Shelby County mayor A C Wharton suggests in this week's Flyer cover story that there be a moratorium on big building projects. He also proposes creating a permanent public building authority -- not an ad hoc one like the current PBA but an institutional one along the lines of the one maintained by the state of Tennessee.
Wharton inherited the county debt mountain, the FedExForum, and the Cook Convention Center cost overruns. It's understandable that he sees some appeal in a permanent building authority, which may well be a worthwhile idea.
But the mayor has been involved in Memphis politics for decades and probably knows as well as anyone that there is no way to remove politics and controversy from public construction. Both The Pyramid and the FedExForum were approved and built under the guidance of a building authority with private-sector representation.
The Pyramid started as a $39.5 million project. After a couple of years, inflation, earthquake protection, and upgrades of the sound system and siding, the final cost was in the neighborhood of $70 million -- still something of a bargain if you overlook the crowded seats, unbuilt inclinator, and unexpected obsolescence.
The FedExForum is coming in on time and within budget, but the budget is $250 million. The lesson: Aim high. Once an authority of any kind -- arena, transit, riverfront -- is created in Memphis, the name of the game becomes political representation of the city mayor, county mayor, City Council, County Commission, state legislature, whites, minorities, women, and unions. The politicians want their voices heard, arguing that they are the elected representatives of the people and proper custodians of public money.
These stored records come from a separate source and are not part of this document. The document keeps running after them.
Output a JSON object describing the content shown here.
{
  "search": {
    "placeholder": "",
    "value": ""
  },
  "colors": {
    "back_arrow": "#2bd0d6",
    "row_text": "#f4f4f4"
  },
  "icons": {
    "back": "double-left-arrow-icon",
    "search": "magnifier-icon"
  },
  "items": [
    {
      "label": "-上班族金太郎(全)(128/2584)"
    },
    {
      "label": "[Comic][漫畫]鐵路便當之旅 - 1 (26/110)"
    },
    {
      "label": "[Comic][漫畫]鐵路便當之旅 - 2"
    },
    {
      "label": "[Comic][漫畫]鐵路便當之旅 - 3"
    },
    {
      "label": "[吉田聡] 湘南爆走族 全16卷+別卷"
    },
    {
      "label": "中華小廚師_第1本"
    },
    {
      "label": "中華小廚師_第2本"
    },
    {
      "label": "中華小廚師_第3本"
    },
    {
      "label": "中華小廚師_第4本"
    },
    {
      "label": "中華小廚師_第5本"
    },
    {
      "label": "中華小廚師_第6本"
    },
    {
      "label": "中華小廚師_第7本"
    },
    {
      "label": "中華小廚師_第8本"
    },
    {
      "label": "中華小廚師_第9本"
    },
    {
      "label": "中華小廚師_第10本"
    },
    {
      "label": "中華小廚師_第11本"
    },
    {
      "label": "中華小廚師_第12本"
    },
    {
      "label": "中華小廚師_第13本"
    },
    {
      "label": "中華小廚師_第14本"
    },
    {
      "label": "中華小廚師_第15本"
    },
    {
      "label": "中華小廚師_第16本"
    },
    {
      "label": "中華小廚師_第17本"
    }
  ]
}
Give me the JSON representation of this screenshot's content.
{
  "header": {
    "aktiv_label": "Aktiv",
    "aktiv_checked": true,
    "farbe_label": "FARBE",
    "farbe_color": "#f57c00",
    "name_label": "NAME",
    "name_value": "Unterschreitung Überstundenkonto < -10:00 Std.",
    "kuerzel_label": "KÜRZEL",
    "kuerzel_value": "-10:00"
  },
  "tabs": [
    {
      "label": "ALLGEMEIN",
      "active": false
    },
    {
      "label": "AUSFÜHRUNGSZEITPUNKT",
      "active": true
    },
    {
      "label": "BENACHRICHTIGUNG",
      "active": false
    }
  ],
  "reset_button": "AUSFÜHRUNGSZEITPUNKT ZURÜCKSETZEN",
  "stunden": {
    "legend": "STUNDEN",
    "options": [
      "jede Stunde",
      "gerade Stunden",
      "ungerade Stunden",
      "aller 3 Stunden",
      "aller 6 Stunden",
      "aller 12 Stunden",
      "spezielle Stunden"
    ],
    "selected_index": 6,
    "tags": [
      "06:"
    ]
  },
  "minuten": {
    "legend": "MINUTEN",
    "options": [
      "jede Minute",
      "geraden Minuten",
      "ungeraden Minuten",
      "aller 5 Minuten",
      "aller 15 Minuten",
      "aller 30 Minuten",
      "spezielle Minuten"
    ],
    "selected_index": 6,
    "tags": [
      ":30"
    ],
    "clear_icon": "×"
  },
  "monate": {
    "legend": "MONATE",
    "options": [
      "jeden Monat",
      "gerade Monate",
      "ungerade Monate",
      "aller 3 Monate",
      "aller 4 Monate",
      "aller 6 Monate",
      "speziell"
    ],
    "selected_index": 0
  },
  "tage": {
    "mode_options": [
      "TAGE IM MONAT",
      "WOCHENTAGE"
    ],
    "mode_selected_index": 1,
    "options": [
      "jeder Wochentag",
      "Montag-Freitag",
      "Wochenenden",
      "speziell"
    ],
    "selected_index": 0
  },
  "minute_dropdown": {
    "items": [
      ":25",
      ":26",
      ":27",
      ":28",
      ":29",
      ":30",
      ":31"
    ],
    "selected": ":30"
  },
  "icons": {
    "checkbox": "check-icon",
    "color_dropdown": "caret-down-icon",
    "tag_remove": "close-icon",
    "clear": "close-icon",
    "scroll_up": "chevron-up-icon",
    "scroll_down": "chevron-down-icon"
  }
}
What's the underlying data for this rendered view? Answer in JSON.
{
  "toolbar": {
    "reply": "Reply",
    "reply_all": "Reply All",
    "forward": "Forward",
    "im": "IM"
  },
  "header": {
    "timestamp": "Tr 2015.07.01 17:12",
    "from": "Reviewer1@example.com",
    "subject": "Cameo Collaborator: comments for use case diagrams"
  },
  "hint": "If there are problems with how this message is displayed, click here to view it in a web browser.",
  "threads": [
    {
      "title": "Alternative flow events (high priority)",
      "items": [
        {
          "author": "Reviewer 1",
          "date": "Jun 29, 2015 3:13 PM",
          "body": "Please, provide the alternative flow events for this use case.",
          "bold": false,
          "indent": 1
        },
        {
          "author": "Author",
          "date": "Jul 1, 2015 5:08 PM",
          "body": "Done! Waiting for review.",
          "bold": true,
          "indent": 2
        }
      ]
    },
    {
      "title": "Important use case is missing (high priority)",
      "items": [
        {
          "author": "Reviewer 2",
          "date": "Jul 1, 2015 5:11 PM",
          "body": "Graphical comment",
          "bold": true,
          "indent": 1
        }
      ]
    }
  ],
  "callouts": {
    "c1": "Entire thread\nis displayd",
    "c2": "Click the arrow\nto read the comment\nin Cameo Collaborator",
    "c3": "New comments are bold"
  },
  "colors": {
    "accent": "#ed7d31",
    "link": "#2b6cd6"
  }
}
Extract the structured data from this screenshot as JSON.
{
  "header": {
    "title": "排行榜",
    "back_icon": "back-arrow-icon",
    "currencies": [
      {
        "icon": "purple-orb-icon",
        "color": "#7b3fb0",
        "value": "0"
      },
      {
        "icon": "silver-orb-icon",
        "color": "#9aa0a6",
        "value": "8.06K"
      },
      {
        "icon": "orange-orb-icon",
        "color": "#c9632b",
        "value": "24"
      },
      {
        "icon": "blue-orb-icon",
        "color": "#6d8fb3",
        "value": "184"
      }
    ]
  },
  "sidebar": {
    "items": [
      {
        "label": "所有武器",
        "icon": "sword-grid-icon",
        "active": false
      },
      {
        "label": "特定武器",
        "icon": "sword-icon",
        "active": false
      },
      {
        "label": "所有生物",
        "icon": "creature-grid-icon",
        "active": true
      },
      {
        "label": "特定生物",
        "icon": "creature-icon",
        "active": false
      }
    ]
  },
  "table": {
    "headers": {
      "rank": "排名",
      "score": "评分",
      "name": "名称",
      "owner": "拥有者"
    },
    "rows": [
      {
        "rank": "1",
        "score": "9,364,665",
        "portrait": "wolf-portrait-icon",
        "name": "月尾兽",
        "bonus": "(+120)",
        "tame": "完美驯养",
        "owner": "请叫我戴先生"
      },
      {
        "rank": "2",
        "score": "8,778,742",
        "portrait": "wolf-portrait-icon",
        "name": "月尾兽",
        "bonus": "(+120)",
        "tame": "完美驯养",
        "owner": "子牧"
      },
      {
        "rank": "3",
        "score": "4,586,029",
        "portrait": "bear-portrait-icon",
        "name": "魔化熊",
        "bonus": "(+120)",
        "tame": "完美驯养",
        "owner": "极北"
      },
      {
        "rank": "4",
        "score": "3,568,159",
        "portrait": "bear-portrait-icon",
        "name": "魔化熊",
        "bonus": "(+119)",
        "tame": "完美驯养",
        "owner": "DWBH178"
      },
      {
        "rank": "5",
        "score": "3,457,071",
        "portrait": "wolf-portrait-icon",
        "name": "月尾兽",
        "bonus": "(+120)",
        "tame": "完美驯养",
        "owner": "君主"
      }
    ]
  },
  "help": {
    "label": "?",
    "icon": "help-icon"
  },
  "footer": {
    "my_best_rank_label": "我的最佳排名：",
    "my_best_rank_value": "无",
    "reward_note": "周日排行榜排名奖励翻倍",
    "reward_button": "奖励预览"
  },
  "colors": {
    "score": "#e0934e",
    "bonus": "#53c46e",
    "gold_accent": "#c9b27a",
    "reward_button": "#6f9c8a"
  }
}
Would such an authority have prevented a fiasco such as the convention center cost overruns? Maybe, maybe not. But it's telling that when push came to shove on the overruns, both mayors opted for the "deal" that would stick taxpayers for $17.8 million instead of fighting for them in court.
Politicians have to make tough choices. A building authority can become a "solution" that simply shifts the choices to somebody else.
Few public figures in our time have commanded the widespread respect accorded to current Secretary of State Colin Powell, who acquitted himself well in prior incarnations, in both Republican and Democratic administrations, as a ranking military commander, cabinet member, and diplomat.
Like most military men who have experienced real combat, Powell has been known as a voice of reason and a brake upon brash expeditions. Evidence from a variety of sources -- most recently, Bob Woodward's latest tell-all, Plan of Attack -- is that Powell's inclinations were to oppose President Bush's war in Iraq, at least in the essentially unilateral form which it ultimately took. Yet he evidently held his nose and soldiered up on the occasion of his presentation in 2002 of the case for war to a session of the United Nations. Though Powell must have doubted the accuracy of some of the intelligence he presented, even he must have been surprised at subsequent revelations that have debunked almost all of it -- notably Iraq's possession of weapons of mass destruction and now-deposed dictator Saddam Hussein's alleged ties to al-Qaeda.
But his eyes must surely now be open. His recent claims of continued allegiance to the president's policy and the necessity of his rebuttal to Woodward's assertion that he was not in the initial loop about the onset of war constitute an embarrassment for so distinguished an American. Powell should have resigned long ago. He has no more room for compromise, either voluntary or involuntary.